Adattamento del romanzo del 1983 di Walter Tevis, il drama segue Beth Harmon, prodigio degli scacchi e orfana, alle prese con ambizione e dipendenze. Taylor-Joy regala una performance magnetica che le è valsa un Golden Globe e un SAG Award.
Creata da Scott Frank e Allan Scott, la serie è stata girata principalmente a Berlino e ha ottenuto il Primetime Emmy Awards, diventando la prima produzione streaming a vincere la categoria Miglior miniserie. La critica ha premiato l’opera con un 96% su Rotten Tomatoes, lodando la fedeltà storica e l’intelligenza emotiva della scrittura.

La dichiarazione di Anya Taylor-Joy
Nonostante la popolarità e il successo globale, l’attrice di Furiosa (qui la recensione) ha chiarito: “Penso sia così bella com’è. Aggiungere altro potrebbe togliere qualcosa. La storia è già completata con un bel fiocco”. Una dichiarazione che mette fine alle speranze di una nuova stagione, ma sottolinea l’integrità artistica della serie.
Oggi, La regina degli scacchi resta un punto di riferimento per i drama psicologici e storici, un esempio di storytelling perfetto da gustare tutto d’un fiato, senza bisogno di sequel. Per i fan degli scacchi e del cinema di qualità, rimane un must-watch senza tempo.
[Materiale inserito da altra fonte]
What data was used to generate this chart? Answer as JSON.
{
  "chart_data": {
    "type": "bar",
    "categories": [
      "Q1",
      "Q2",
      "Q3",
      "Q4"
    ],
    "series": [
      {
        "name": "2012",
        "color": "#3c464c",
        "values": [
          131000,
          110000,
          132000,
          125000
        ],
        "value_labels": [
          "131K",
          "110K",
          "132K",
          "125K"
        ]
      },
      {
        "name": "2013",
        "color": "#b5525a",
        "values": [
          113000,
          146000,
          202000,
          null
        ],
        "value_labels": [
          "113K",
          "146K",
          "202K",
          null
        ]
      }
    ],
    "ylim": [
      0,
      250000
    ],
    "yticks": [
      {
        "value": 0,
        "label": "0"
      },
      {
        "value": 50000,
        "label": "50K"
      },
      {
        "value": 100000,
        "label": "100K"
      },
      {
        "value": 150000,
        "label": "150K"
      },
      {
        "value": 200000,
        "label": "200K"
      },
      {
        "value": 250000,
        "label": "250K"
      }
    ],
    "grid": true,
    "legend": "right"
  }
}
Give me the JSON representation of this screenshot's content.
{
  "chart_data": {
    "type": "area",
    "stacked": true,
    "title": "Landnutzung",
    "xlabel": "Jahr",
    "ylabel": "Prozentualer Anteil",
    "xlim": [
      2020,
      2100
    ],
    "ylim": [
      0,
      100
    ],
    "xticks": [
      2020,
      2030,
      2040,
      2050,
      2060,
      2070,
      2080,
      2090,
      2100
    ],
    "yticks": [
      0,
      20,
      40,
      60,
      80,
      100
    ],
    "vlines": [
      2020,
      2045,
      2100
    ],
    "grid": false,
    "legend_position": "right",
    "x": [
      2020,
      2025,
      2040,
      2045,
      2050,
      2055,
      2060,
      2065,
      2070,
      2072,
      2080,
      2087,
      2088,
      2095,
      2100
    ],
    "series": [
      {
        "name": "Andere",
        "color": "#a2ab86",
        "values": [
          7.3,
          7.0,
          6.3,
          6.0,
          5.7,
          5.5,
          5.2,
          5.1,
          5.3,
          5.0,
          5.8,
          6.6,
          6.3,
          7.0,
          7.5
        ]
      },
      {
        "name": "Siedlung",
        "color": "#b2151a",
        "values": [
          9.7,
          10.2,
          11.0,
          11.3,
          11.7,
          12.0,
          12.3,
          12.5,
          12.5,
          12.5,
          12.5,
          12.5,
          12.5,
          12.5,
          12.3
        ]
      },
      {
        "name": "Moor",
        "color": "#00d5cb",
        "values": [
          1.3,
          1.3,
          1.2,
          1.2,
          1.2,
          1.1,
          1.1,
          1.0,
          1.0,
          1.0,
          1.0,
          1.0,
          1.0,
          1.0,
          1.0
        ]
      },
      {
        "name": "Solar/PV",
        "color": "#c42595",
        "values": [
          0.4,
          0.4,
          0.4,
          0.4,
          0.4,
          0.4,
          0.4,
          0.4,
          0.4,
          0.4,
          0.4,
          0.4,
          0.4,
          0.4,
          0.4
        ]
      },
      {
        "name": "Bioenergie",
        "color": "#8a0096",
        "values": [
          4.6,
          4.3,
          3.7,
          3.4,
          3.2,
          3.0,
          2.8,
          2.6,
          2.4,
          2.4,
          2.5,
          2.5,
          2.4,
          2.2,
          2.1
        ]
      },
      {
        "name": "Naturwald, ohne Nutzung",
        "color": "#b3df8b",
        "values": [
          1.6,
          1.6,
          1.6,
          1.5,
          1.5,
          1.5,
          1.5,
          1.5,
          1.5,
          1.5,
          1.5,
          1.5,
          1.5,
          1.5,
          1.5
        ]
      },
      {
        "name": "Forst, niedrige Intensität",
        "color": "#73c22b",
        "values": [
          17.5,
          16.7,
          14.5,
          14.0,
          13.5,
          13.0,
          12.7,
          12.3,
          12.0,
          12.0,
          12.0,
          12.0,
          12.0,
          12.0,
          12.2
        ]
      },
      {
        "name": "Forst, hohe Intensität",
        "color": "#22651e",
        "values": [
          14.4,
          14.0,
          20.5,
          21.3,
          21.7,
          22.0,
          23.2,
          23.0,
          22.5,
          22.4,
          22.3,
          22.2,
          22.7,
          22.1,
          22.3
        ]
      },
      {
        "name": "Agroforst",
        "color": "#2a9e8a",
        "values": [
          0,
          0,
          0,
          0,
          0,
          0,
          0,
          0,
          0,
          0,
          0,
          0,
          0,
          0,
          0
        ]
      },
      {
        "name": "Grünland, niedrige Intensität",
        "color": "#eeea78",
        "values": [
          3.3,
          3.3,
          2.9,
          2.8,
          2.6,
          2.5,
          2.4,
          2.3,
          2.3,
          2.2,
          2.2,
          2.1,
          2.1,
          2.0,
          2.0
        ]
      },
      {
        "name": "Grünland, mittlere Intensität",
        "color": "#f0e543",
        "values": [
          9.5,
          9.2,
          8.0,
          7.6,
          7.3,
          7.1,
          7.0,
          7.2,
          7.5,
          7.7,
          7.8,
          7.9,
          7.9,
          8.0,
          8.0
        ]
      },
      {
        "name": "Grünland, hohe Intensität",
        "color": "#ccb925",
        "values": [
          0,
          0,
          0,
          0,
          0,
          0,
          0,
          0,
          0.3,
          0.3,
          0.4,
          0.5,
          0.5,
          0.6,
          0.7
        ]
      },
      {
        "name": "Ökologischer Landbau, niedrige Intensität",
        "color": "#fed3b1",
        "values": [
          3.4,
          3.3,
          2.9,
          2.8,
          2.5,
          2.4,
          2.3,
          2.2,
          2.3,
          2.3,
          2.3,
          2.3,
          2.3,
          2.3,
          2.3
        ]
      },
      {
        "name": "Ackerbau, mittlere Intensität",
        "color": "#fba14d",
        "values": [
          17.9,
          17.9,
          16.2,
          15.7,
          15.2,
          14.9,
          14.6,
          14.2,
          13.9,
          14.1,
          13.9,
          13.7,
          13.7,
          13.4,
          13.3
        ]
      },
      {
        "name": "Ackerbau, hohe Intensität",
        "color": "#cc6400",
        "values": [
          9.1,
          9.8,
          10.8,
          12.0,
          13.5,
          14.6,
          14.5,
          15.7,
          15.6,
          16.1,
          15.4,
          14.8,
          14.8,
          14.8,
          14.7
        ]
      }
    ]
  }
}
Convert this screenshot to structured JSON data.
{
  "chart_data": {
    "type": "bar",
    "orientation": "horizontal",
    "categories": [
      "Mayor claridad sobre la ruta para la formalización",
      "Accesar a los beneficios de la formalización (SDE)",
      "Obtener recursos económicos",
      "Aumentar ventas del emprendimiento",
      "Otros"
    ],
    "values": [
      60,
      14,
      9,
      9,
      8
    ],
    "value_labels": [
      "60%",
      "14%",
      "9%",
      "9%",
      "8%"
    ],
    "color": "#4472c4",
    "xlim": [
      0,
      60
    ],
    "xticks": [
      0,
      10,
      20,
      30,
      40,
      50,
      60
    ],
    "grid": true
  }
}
Anche senza una seconda stagione, La regina degli scacchi rimane un capolavoro indiscusso del catalogo Netflix. La storia di Beth Harmon, raccontata con eleganza e profondità, e la performance magnetica di Anya Taylor-Joy hanno lasciato un’impronta duratura nel panorama televisivo. La miniserie è perfettamente confezionata, avvincente dall’inizio alla fine, e dimostra che a volte il bello sta proprio nel lasciar vivere una storia completa senza aggiungere altro. Una miniserie che continuerà a ispirare spettatori e appassionati di cinema.